Wage information shapes important decisions: what jobs people apply for, whether they negotiate, and whether a particular career path is worth pursuing. But unlike the price of most goods, the price of labor is often hard to find and difficult to interpret—especially for workers who are early in their careers, switching fields, or moving locations.
AI is a new type of labor-market resource. Rather than requiring a worker to search across multiple websites, interpret scattered salary pages, or ask a socially risky question, a model can synthesize wage information and return a benchmark in seconds. Workers are already using ChatGPT this way, sending nearly 3 million messages per day, on average in the US, asking about wages, compensation, or earnings.
Our latest research report(opens in a new window) looks into how Americans are using ChatGPT to close the wage information gap. They most often come to ChatGPT for two kinds of help: translating pay into a usable benchmark, and understanding what a role, company, career path, or business idea might realistically pay. Among labeled wage-benchmarking messages, pay calculation accounts for 26% of questions, followed by specific role (19%), entrepreneurship (18%), specific role at a company (11%), and occupation or career questions (11%). We determined this through a privacy-preserving analysis that uses automated classifiers and never involves a human viewing individual messages.
The pattern of those questions matters. Occupation-related wage searches are concentrated in fields like arts, design, entertainment, sports, and media; management; healthcare; transportation; sales; and business and financial operations. Relative to employment, wage search over-indexes in higher-skill and less transparent occupations such as creative fields, management, healthcare, and computer and mathematical roles, suggesting demand is strongest where pay is harder to benchmark, more negotiable, or more important to career mobility. We see a similar pattern in entrepreneurship-related questions, which are concentrated in creative work and small service businesses—areas where there often is no posted wage benchmark.
Across industries, wage search rises where pay is more dispersed and where wages are higher. In other words, workers seem to seek pay information most when getting the answer right matters more and when pay is harder to read. That is why this matters beyond wage lookup alone. Misunderstanding potential earnings can keep workers in lower-paying jobs, undercut negotiating power, delay career moves, or discourage investment in education and training. Better information can’t eliminate uncertainty, but it can make it easier to form a reasonable view of what work pays and therefore help people make better decisions.
To better understand how our models serve workers, the report also introduces WorkerBench, a new effort to evaluate ChatGPT on labor market tasks that are valuable to workers.
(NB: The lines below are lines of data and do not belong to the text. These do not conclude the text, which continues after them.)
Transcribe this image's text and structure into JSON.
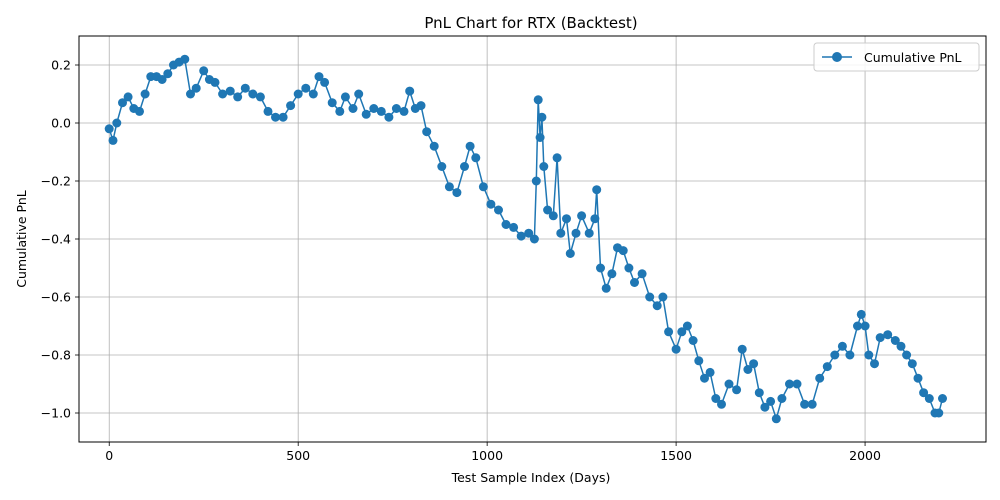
{
  "chart_data": {
    "type": "line",
    "title": "PnL Chart for RTX (Backtest)",
    "xlabel": "Test Sample Index (Days)",
    "ylabel": "Cumulative PnL",
    "xlim": [
      -80,
      2320
    ],
    "ylim": [
      -1.1,
      0.3
    ],
    "x_ticks": [
      0,
      500,
      1000,
      1500,
      2000
    ],
    "x_tick_labels": [
      "0",
      "500",
      "1000",
      "1500",
      "2000"
    ],
    "y_ticks": [
      -1.0,
      -0.8,
      -0.6,
      -0.4,
      -0.2,
      0.0,
      0.2
    ],
    "y_tick_labels": [
      "−1.0",
      "−0.8",
      "−0.6",
      "−0.4",
      "−0.2",
      "0.0",
      "0.2"
    ],
    "grid": true,
    "legend_position": "top-right",
    "series": [
      {
        "name": "Cumulative PnL",
        "color": "#1f77b4",
        "marker": "circle",
        "points": [
          [
            0,
            -0.02
          ],
          [
            10,
            -0.06
          ],
          [
            20,
            0.0
          ],
          [
            35,
            0.07
          ],
          [
            50,
            0.09
          ],
          [
            65,
            0.05
          ],
          [
            80,
            0.04
          ],
          [
            95,
            0.1
          ],
          [
            110,
            0.16
          ],
          [
            125,
            0.16
          ],
          [
            140,
            0.15
          ],
          [
            155,
            0.17
          ],
          [
            170,
            0.2
          ],
          [
            185,
            0.21
          ],
          [
            200,
            0.22
          ],
          [
            215,
            0.1
          ],
          [
            230,
            0.12
          ],
          [
            250,
            0.18
          ],
          [
            265,
            0.15
          ],
          [
            280,
            0.14
          ],
          [
            300,
            0.1
          ],
          [
            320,
            0.11
          ],
          [
            340,
            0.09
          ],
          [
            360,
            0.12
          ],
          [
            380,
            0.1
          ],
          [
            400,
            0.09
          ],
          [
            420,
            0.04
          ],
          [
            440,
            0.02
          ],
          [
            460,
            0.02
          ],
          [
            480,
            0.06
          ],
          [
            500,
            0.1
          ],
          [
            520,
            0.12
          ],
          [
            540,
            0.1
          ],
          [
            555,
            0.16
          ],
          [
            570,
            0.14
          ],
          [
            590,
            0.07
          ],
          [
            610,
            0.04
          ],
          [
            625,
            0.09
          ],
          [
            645,
            0.05
          ],
          [
            660,
            0.1
          ],
          [
            680,
            0.03
          ],
          [
            700,
            0.05
          ],
          [
            720,
            0.04
          ],
          [
            740,
            0.02
          ],
          [
            760,
            0.05
          ],
          [
            780,
            0.04
          ],
          [
            795,
            0.11
          ],
          [
            810,
            0.05
          ],
          [
            825,
            0.06
          ],
          [
            840,
            -0.03
          ],
          [
            860,
            -0.08
          ],
          [
            880,
            -0.15
          ],
          [
            900,
            -0.22
          ],
          [
            920,
            -0.24
          ],
          [
            940,
            -0.15
          ],
          [
            955,
            -0.08
          ],
          [
            970,
            -0.12
          ],
          [
            990,
            -0.22
          ],
          [
            1010,
            -0.28
          ],
          [
            1030,
            -0.3
          ],
          [
            1050,
            -0.35
          ],
          [
            1070,
            -0.36
          ],
          [
            1090,
            -0.39
          ],
          [
            1110,
            -0.38
          ],
          [
            1125,
            -0.4
          ],
          [
            1130,
            -0.2
          ],
          [
            1135,
            0.08
          ],
          [
            1140,
            -0.05
          ],
          [
            1145,
            0.02
          ],
          [
            1150,
            -0.15
          ],
          [
            1160,
            -0.3
          ],
          [
            1175,
            -0.32
          ],
          [
            1185,
            -0.12
          ],
          [
            1195,
            -0.38
          ],
          [
            1210,
            -0.33
          ],
          [
            1220,
            -0.45
          ],
          [
            1235,
            -0.38
          ],
          [
            1250,
            -0.32
          ],
          [
            1270,
            -0.38
          ],
          [
            1285,
            -0.33
          ],
          [
            1290,
            -0.23
          ],
          [
            1300,
            -0.5
          ],
          [
            1315,
            -0.57
          ],
          [
            1330,
            -0.52
          ],
          [
            1345,
            -0.43
          ],
          [
            1360,
            -0.44
          ],
          [
            1375,
            -0.5
          ],
          [
            1390,
            -0.55
          ],
          [
            1410,
            -0.52
          ],
          [
            1430,
            -0.6
          ],
          [
            1450,
            -0.63
          ],
          [
            1465,
            -0.6
          ],
          [
            1480,
            -0.72
          ],
          [
            1500,
            -0.78
          ],
          [
            1515,
            -0.72
          ],
          [
            1530,
            -0.7
          ],
          [
            1545,
            -0.75
          ],
          [
            1560,
            -0.82
          ],
          [
            1575,
            -0.88
          ],
          [
            1590,
            -0.86
          ],
          [
            1605,
            -0.95
          ],
          [
            1620,
            -0.97
          ],
          [
            1640,
            -0.9
          ],
          [
            1660,
            -0.92
          ],
          [
            1675,
            -0.78
          ],
          [
            1690,
            -0.85
          ],
          [
            1705,
            -0.83
          ],
          [
            1720,
            -0.93
          ],
          [
            1735,
            -0.98
          ],
          [
            1750,
            -0.96
          ],
          [
            1765,
            -1.02
          ],
          [
            1780,
            -0.95
          ],
          [
            1800,
            -0.9
          ],
          [
            1820,
            -0.9
          ],
          [
            1840,
            -0.97
          ],
          [
            1860,
            -0.97
          ],
          [
            1880,
            -0.88
          ],
          [
            1900,
            -0.84
          ],
          [
            1920,
            -0.8
          ],
          [
            1940,
            -0.77
          ],
          [
            1960,
            -0.8
          ],
          [
            1980,
            -0.7
          ],
          [
            1990,
            -0.66
          ],
          [
            2000,
            -0.7
          ],
          [
            2010,
            -0.8
          ],
          [
            2025,
            -0.83
          ],
          [
            2040,
            -0.74
          ],
          [
            2060,
            -0.73
          ],
          [
            2080,
            -0.75
          ],
          [
            2095,
            -0.77
          ],
          [
            2110,
            -0.8
          ],
          [
            2125,
            -0.83
          ],
          [
            2140,
            -0.88
          ],
          [
            2155,
            -0.93
          ],
          [
            2170,
            -0.95
          ],
          [
            2185,
            -1.0
          ],
          [
            2195,
            -1.0
          ],
          [
            2205,
            -0.95
          ]
        ]
      }
    ]
  }
}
In this first benchmark, we evaluated GPT‑5.4 against 2024 OEWS median wages at the national occupation and metro levels. In the observed sample, the model is highly accurate: coverage is high, bias is small, and almost all numeric estimates fall very close to the benchmark.
Pay information is economically important, but often difficult or sensitive to obtain. Workers are already using ChatGPT to navigate that problem, especially in the parts of the labor market where uncertainty is highest and the stakes are most meaningful. Our goal is to keep improving how useful and reliable that help can be—moving beyond national benchmarks toward the geography, firm, level, and compensation questions workers actually ask every day.